VSORA, an innovative startup offering high-performance AI chips for Generative AI (GenAI) and autonomous driving, and partners CEA-Grenoble and Valeo were named winners of the Embedded AI Call for Projects, part of France 2030.
The project called SHAPE AI (Scalable & High-Performance Accelerator Processor at Edge for Artificial Intelligence) was selected because it addresses the new business segment of AI inference co-processors providing low latency, low power consumption and high computing capacity able to work in autonomous driving and other applications. Emmanuel Macron, President of France, announced the eight France 2030 Embedded AI winners during his keynote championing AI at the start of the VivaTech Conference May 21 in Paris.
France 2030 is a national investment plan endowed with $36.89 billion (€34 billion) with 10 objectives to understand better, live better and produce better in France by 2030. Part 2 of the program will invest in innovative technologies such as embedded AI architectures, a category that will receive $43.267 million (€40 million). VSORA and its partners will receive $7.05 million (€6.5 million) from the French government.
VSORA has developed a unique scalable and unified processor architecture to enhance the performance and user experience of a broad spectrum of computing applications ranging from GenAI and autonomous driving to edge AI. The CEA-Grenoble research center focuses on the development of innovative solutions in the fields of energy, health, information and communication. Valeo is a global automotive supplier based in France.

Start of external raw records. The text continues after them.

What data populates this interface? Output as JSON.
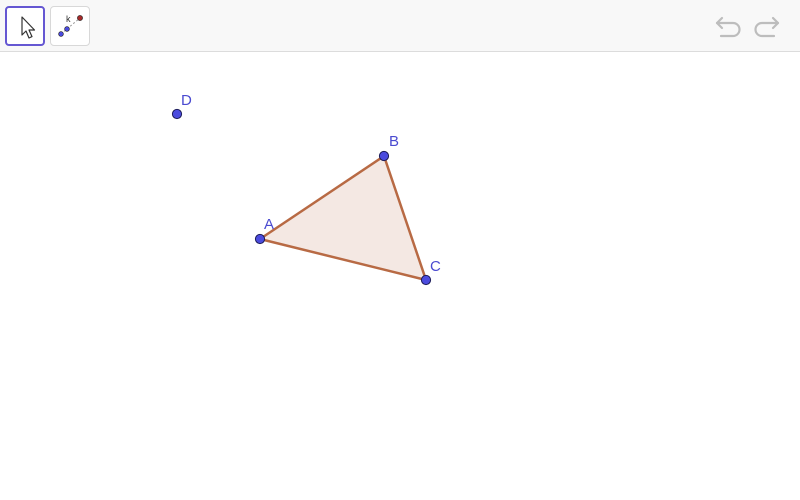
{
  "toolbar": {
    "tools": [
      {
        "name": "move",
        "icon": "arrow-cursor-icon",
        "active": true
      },
      {
        "name": "point",
        "icon": "point-tool-icon",
        "active": false,
        "icon_letter": "k"
      }
    ],
    "undo_icon": "undo-icon",
    "redo_icon": "redo-icon"
  },
  "colors": {
    "point_fill": "#4b4bde",
    "point_stroke": "#1c1c5a",
    "label": "#4a4ad0",
    "polygon_stroke": "#b86a44",
    "polygon_fill": "#f4e8e3",
    "active_tool_border": "#6557d2"
  },
  "points": [
    {
      "label": "A"
    },
    {
      "label": "B"
    },
    {
      "label": "C"
    },
    {
      "label": "D"
    }
  ],
  "polygon": {
    "vertices": [
      "A",
      "B",
      "C"
    ]
  }
}
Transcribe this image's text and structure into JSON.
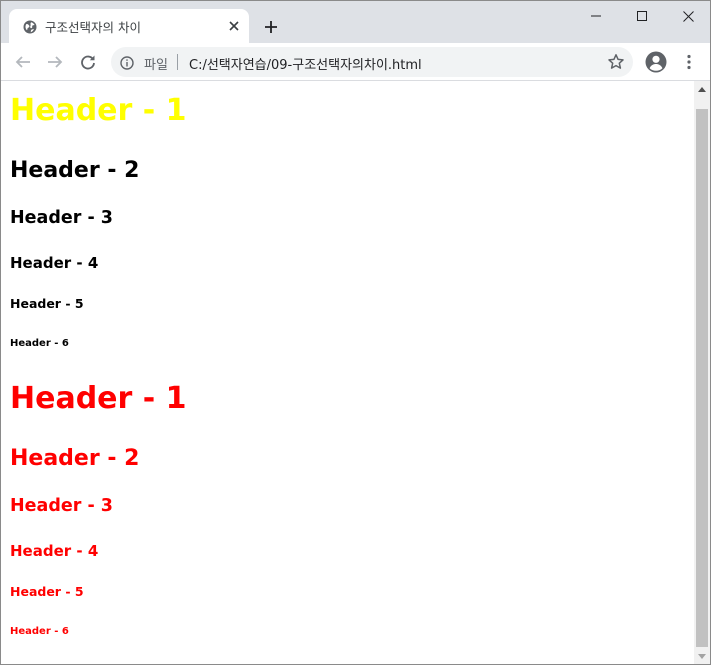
{
  "browser": {
    "tab": {
      "title": "구조선택자의 차이",
      "favicon": "globe-icon"
    },
    "window_controls": [
      "minimize-icon",
      "maximize-icon",
      "close-icon"
    ],
    "toolbar": {
      "security_chip_label": "파일",
      "url": "C:/선택자연습/09-구조선택자의차이.html"
    },
    "colors": {
      "tabstrip_bg": "#dee1e6",
      "omnibox_bg": "#f1f3f4",
      "icon_gray": "#5f6368"
    }
  },
  "page": {
    "headers_default": [
      {
        "level": 1,
        "text": "Header - 1",
        "color": "#ffff00"
      },
      {
        "level": 2,
        "text": "Header - 2",
        "color": "#000000"
      },
      {
        "level": 3,
        "text": "Header - 3",
        "color": "#000000"
      },
      {
        "level": 4,
        "text": "Header - 4",
        "color": "#000000"
      },
      {
        "level": 5,
        "text": "Header - 5",
        "color": "#000000"
      },
      {
        "level": 6,
        "text": "Header - 6",
        "color": "#000000"
      }
    ],
    "headers_red": [
      {
        "level": 1,
        "text": "Header - 1",
        "color": "#ff0000"
      },
      {
        "level": 2,
        "text": "Header - 2",
        "color": "#ff0000"
      },
      {
        "level": 3,
        "text": "Header - 3",
        "color": "#ff0000"
      },
      {
        "level": 4,
        "text": "Header - 4",
        "color": "#ff0000"
      },
      {
        "level": 5,
        "text": "Header - 5",
        "color": "#ff0000"
      },
      {
        "level": 6,
        "text": "Header - 6",
        "color": "#ff0000"
      }
    ]
  }
}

The France 2030 Embedded AI winning entry follows the 2023 announcement that VSORA was the recipient of $13.18 million (€12.0 million) from the European Innovation Council (EIC) Accelerator Program. That funding is used for the development of its hardware acceleration solutions for AI inference, advanced signal processing and complex algorithms.
VSORA’s Jotunn™ is a chiplet-based scalable solution offering a performance jump for GenAI inference by accelerating the broad variety of advanced AI and compute-intensive algorithms. The Jotunn8 chip provides up to 6.4 PetaFLOPS with reduced power consumption compared to existing solutions. It includes a compute efficiency of more than 50% for large language models (LLMs) with massive amounts of parameters like GPT-3.5 (175 billion) or GPT-4 (1.8 trillion) compared to a typical efficiency range of about 2-4% of the current industry solutions.
The Tyr™ family of PetaFLOPS computational companion chips to accelerate Levels 3 through 5 autonomous driving and advanced driver-assistance systems (ADAS) platforms as well as low-cost Generative AI applications. It delivers between 800-trillion and 3,200-trillion operations per second with a power consumption of as little as 10 watts.